Smoke control objectives
Smoke exhaust design aims to maintain tenable conditions for evacuation and firefighting. Engineers typically target visibility above 10 m, radiant heat below 2.5 kW/m², and gas temperatures that limit structural and human exposure. A practical approach is controlling the smoke layer interface height so egress routes remain clear for the required safe egress time.
Selecting a design method
This calculator supports three common sizing paths: volume clearance time, air changes per hour, and face-velocity through an exhaust opening or duct. Volume clearance is useful for post-fire purge or small compartments. ACH-based sizing is common for car parks and large open areas where mixing is assumed. Face-velocity sizing is often used at shafts, atria, or dedicated smoke vents.
For performance-based smoke-layer control, link the exhaust rate to the design fire heat release rate and plume entrainment. When detailed modelling is unavailable, conservative flow margins and staged fan operation can reduce over-extraction during early growth to save energy.

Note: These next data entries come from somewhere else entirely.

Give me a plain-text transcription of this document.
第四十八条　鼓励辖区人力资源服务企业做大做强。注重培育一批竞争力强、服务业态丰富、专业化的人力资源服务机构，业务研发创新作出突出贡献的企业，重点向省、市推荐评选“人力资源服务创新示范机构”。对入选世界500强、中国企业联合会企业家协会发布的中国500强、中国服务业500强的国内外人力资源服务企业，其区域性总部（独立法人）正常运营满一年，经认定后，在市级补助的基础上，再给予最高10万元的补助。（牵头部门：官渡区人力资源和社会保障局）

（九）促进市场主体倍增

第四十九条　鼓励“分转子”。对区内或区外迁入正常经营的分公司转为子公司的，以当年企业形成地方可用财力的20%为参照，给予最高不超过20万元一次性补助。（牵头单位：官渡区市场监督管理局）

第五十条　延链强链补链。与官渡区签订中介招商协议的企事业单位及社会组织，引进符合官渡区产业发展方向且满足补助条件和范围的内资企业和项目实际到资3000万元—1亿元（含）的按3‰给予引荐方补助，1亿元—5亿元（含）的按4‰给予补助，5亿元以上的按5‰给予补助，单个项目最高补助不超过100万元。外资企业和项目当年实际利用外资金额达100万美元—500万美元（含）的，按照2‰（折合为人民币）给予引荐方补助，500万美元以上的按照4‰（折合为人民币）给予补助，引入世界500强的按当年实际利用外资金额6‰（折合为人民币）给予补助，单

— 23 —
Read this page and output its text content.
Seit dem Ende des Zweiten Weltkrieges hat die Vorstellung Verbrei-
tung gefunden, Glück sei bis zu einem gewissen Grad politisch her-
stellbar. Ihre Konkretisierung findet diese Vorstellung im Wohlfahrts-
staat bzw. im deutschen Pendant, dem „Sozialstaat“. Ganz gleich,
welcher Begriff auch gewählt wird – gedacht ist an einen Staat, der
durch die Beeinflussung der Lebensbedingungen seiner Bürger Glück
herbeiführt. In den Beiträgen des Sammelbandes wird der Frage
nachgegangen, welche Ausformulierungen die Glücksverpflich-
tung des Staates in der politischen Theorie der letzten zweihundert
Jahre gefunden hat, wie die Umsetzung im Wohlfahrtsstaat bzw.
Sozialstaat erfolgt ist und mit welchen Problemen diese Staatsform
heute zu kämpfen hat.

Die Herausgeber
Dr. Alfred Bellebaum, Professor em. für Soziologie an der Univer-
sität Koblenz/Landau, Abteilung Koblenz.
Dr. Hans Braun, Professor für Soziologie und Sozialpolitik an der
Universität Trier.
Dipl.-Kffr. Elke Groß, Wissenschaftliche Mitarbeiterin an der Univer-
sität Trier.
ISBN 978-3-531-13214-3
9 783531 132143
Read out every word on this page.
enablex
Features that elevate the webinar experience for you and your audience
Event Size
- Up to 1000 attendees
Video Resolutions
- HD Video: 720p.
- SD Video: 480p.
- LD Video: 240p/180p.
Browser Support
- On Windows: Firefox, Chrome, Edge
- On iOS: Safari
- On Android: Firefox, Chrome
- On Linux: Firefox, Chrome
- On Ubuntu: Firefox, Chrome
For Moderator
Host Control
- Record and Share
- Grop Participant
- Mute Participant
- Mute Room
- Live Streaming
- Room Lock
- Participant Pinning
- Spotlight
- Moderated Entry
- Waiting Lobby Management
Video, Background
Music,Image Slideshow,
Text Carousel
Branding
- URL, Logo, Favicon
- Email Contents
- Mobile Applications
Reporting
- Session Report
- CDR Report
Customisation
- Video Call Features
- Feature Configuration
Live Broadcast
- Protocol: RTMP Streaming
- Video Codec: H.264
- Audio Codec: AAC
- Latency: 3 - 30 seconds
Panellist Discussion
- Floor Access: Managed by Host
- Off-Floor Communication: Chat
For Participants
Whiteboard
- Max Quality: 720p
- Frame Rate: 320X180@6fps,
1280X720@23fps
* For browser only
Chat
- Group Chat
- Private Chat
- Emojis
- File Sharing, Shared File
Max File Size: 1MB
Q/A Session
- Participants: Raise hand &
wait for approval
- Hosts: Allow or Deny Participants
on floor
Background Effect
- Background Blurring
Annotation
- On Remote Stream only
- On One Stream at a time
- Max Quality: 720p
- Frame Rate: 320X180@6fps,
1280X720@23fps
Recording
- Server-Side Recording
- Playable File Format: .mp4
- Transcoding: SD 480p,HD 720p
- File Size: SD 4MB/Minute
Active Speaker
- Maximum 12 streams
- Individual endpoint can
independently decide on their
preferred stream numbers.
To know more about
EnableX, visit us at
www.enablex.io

Key inputs and typical ranges
Space volume drives the base flow, so verify length, width, and height against drawings. For purge, 10–20 minutes is a frequent clearing window for operational planning. For car parks, 6–10 ACH is common for smoke management concepts, while some projects adopt higher values depending on authority requirements. Face-velocity targets often fall between 2 and 6 m/s at openings, balancing capture against noise and pressure losses.
Interpreting results and fan selection
The computed exhaust rate is adjusted by efficiency and a safety factor. Efficiency accounts for leakage, system losses, and real operating points; values such as 0.6–0.85 are typical. Safety factors of 1.1–1.5 help cover uncertainties in geometry and control strategy. Convert m³/s to m³/h for fan schedules, then divide by a single fan’s rated capacity to estimate quantity, allowing redundancy where required.
Verification and commissioning checkpoints
Check that make-up air is provided to prevent excessive negative pressure, door pulling forces, and reduced exhaust flow. Validate duct velocities, pressure drops, and fan motor power at the selected duty point. During commissioning, measure flow at multiple grilles, confirm damper actuation, and test control sequences under power-loss scenarios. Document results and update the design flow setpoints used for maintenance.